Екатерина Алексеевна встала, походила по кабинету. Мысль о том, что она обманута, мысль эта не давала ей покоя. Она бьется, думает обо всем, а они нашли время шутить с ней? Ради рюмки Тобольцев может и от себя отречься.
Долгачева вновь подошла к столу, набрала номер телефона. Как только там подняли трубку, не ожидая, что ей ответит мужской голос (она уже не сомневалась, что отвечал Тобольцев), Екатерина Алексеевна спросила:
— А кто это говорит?
— Посторонний!
И снова частые гудки.
Разом все пропало: и усталость, и неопределенность. Была лишь злоба на шутников и желание узнать: кто ж все-таки разговаривал с ней? Кто дурачил ее, как девчонку?
Неизвестность заставляла ее действовать.
Долгачева оделась и сошла вниз.
Ее «газик» одиноко торчал возле райкома. В ожидании Екатерины Алексеевны Славка подремывал.
— В сельхозуправление! — бросила Долгачева, стараясь умерить свое раздражение.
Управление сельского хозяйства находилось в другом конце города, за оврагом. Этот район построен сразу же после войны. Над Окой стояло сотни две домов, ничем не отличимых от подмосковных дач. Долгачева не любила эти ухоженные, с садиками и палисадниками дачи. Но у нее не было выхода — все помещения в центре города были заняты, и ей пришлось управление сельского хозяйства поместить здесь.

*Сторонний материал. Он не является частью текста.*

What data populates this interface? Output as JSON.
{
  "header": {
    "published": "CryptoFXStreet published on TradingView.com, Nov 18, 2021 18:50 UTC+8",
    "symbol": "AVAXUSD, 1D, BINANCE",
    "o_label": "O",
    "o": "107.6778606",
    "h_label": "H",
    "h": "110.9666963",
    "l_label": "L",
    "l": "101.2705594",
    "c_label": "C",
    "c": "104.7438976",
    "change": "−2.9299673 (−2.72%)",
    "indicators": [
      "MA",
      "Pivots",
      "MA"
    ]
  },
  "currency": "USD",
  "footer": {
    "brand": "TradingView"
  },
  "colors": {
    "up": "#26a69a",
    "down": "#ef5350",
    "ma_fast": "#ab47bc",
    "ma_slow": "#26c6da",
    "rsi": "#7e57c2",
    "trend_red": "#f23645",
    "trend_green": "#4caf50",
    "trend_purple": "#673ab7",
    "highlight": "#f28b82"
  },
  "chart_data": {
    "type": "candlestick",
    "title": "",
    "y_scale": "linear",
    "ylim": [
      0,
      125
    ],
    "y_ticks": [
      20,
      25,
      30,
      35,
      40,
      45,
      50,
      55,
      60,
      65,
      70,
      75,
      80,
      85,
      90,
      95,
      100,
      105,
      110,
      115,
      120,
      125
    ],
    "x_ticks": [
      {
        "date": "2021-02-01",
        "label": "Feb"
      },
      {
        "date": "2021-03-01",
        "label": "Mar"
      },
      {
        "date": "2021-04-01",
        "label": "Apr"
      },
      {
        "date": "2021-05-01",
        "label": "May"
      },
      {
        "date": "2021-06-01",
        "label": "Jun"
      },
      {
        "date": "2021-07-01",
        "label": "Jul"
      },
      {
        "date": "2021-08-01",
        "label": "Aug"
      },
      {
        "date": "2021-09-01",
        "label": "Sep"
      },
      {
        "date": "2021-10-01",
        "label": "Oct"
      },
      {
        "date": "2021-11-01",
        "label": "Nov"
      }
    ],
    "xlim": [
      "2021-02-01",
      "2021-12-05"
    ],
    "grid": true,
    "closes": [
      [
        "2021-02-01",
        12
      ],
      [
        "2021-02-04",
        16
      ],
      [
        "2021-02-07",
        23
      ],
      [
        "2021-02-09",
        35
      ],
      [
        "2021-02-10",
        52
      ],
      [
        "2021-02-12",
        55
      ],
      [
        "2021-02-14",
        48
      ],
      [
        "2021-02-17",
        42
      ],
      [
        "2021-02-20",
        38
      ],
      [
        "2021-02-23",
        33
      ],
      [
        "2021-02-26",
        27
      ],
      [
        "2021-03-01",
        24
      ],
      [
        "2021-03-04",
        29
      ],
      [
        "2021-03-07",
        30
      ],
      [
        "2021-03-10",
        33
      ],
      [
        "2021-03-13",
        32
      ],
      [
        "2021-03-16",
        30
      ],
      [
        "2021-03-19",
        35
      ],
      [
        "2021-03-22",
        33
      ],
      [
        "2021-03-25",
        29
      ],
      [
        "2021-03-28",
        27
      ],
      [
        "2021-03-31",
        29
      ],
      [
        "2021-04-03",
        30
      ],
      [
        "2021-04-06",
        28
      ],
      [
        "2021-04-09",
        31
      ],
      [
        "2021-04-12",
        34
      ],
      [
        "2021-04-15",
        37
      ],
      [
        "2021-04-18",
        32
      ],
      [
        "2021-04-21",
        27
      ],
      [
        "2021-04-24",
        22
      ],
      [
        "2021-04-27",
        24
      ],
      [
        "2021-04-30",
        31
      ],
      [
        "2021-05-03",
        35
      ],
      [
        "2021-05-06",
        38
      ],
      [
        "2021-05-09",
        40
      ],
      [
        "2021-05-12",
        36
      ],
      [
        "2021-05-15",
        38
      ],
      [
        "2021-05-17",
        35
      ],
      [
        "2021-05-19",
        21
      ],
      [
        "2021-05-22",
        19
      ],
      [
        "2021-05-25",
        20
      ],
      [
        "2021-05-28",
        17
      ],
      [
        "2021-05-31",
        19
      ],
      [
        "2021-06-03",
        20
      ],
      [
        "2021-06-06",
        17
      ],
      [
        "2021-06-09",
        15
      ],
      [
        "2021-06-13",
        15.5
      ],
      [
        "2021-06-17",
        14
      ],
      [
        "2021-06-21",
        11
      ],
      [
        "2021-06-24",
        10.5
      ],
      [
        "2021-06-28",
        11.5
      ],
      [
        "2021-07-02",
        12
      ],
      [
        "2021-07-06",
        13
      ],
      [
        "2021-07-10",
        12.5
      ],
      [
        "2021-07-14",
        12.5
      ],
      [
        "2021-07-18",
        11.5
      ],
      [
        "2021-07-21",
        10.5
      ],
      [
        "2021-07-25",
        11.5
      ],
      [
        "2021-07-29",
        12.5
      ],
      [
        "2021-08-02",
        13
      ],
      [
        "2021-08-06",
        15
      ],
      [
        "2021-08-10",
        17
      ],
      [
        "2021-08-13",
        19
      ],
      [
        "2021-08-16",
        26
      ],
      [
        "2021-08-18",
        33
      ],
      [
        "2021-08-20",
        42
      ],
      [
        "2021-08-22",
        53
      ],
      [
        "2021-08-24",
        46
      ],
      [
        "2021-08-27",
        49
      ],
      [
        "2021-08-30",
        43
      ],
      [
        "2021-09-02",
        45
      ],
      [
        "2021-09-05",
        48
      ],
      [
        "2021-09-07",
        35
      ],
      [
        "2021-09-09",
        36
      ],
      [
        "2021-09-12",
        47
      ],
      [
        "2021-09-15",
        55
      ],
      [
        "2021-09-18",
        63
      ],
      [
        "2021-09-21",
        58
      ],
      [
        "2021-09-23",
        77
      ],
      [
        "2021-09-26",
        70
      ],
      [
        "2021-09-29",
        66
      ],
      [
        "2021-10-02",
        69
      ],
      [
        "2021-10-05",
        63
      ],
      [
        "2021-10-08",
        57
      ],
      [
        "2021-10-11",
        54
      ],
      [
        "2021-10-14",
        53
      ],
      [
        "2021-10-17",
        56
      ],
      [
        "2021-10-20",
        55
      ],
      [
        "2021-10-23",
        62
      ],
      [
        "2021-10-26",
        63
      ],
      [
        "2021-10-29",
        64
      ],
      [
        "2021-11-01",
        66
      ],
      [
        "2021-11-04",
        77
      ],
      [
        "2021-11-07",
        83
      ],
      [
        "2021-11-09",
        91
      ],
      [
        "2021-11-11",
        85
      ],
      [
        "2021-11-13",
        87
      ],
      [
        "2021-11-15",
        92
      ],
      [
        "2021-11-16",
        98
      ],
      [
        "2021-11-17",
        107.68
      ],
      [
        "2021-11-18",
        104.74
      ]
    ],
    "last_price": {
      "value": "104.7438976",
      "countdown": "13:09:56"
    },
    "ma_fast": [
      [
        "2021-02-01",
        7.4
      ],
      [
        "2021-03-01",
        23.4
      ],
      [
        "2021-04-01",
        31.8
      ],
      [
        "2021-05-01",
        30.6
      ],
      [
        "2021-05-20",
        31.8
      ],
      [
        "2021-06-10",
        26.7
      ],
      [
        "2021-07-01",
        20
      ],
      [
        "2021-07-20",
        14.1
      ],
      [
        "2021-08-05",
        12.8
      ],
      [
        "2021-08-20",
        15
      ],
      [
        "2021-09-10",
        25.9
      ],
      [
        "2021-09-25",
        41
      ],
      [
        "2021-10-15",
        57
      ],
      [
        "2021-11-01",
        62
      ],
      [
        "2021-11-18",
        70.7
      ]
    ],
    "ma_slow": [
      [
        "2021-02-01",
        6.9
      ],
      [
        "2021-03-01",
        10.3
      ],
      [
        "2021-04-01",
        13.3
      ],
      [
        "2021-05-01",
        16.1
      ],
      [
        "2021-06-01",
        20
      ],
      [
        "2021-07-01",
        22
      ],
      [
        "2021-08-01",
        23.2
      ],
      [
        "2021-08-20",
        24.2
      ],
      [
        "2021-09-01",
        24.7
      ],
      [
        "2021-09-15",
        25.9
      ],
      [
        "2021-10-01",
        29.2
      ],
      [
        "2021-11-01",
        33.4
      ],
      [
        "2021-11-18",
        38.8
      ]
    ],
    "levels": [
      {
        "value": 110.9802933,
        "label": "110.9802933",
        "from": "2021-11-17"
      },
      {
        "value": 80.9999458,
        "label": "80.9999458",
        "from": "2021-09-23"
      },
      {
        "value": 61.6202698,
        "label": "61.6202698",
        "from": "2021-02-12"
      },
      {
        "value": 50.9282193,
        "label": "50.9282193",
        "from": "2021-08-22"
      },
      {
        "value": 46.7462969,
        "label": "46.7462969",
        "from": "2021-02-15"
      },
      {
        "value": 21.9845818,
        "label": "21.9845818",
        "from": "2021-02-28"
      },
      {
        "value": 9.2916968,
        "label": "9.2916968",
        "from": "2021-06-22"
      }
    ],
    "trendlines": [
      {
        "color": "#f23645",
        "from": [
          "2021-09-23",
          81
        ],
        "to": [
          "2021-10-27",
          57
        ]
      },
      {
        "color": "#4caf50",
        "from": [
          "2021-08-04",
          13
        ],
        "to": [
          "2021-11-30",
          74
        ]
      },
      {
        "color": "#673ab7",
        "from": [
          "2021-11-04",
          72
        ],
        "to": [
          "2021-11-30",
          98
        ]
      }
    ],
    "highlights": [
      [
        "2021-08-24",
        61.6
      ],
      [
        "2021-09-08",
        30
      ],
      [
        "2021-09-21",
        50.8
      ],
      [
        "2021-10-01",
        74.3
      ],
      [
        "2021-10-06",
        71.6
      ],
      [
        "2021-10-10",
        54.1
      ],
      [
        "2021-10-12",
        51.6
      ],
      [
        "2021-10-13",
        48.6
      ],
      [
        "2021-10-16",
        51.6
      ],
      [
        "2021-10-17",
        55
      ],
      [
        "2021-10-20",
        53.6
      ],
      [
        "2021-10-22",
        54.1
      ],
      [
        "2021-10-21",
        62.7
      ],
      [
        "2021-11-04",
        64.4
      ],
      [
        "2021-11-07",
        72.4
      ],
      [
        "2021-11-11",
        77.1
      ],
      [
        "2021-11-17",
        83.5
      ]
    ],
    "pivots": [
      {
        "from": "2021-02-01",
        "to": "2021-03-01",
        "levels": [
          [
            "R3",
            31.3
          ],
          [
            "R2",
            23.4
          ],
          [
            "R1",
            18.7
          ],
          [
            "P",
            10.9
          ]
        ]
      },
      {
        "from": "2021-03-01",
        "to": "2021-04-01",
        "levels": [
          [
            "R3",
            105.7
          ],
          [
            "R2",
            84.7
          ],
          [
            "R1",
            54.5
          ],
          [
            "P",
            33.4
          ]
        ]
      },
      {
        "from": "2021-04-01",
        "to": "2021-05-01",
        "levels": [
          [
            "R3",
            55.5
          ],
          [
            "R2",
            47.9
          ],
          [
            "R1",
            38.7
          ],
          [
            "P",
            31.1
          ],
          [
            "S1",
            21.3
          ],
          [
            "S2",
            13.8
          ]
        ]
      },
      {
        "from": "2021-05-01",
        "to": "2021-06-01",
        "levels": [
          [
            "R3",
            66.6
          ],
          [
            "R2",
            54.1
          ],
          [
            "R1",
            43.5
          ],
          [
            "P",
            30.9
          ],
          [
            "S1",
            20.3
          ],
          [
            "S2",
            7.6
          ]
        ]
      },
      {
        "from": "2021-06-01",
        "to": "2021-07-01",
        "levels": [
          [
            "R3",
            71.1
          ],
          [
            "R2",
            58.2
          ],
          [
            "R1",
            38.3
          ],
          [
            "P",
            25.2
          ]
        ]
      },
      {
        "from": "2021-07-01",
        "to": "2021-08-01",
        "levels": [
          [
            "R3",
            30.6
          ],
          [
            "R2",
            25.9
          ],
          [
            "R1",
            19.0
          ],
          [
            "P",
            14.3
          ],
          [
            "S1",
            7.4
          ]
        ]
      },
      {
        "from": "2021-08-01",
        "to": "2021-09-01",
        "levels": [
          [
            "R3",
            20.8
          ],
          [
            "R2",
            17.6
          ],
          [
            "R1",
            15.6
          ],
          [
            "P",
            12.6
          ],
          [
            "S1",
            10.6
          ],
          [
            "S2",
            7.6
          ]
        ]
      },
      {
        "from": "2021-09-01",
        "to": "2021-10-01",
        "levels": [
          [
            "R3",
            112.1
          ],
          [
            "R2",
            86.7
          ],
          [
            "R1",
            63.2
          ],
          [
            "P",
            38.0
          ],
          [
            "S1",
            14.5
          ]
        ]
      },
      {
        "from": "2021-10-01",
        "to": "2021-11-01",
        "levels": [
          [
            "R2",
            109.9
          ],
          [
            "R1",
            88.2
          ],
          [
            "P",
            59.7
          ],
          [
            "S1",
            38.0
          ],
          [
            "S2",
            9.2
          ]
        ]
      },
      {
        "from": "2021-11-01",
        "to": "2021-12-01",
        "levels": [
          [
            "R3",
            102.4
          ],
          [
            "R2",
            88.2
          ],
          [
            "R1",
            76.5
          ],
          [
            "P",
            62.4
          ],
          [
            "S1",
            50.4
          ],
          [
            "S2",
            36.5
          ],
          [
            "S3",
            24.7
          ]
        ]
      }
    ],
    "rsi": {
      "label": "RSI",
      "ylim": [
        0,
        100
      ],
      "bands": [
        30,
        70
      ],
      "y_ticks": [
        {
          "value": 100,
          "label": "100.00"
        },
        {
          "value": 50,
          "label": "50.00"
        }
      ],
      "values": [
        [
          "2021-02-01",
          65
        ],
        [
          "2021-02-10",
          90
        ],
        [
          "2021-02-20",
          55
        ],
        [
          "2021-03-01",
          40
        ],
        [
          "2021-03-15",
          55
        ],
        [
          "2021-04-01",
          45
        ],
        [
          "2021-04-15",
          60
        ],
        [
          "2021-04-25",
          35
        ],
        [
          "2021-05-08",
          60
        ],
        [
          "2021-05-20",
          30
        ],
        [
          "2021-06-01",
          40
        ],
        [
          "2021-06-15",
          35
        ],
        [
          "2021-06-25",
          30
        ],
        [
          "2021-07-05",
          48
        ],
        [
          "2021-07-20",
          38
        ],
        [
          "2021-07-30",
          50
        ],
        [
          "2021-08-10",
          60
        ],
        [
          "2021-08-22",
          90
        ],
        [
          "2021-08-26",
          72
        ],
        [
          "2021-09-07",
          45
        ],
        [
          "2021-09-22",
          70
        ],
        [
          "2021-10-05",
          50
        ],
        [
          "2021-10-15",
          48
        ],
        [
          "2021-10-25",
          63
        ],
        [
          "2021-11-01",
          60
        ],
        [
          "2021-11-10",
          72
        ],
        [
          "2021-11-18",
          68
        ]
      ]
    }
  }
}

Все время, пока ехали, она с трудом сдерживала себя. К черту! Надо все кончать разом. Носится она с этим Тобольцевым, как курица с яйцом. А он — пьет, роняет свое достоинство, бросает тень на нее. У Долгачевой было уже все продумано, что она скажет и как себя поведет. Надо представить степень опьянения Тобольцева, если он даже не узнал ее голоса? Не узнал, хотя она звонила трижды. «Да если бы Николай даже и узнал меня, он не мог бы подумать обо мне, настолько он был пьян».
Мысли у Долгачевой работали быстрее, чем ехал «газик».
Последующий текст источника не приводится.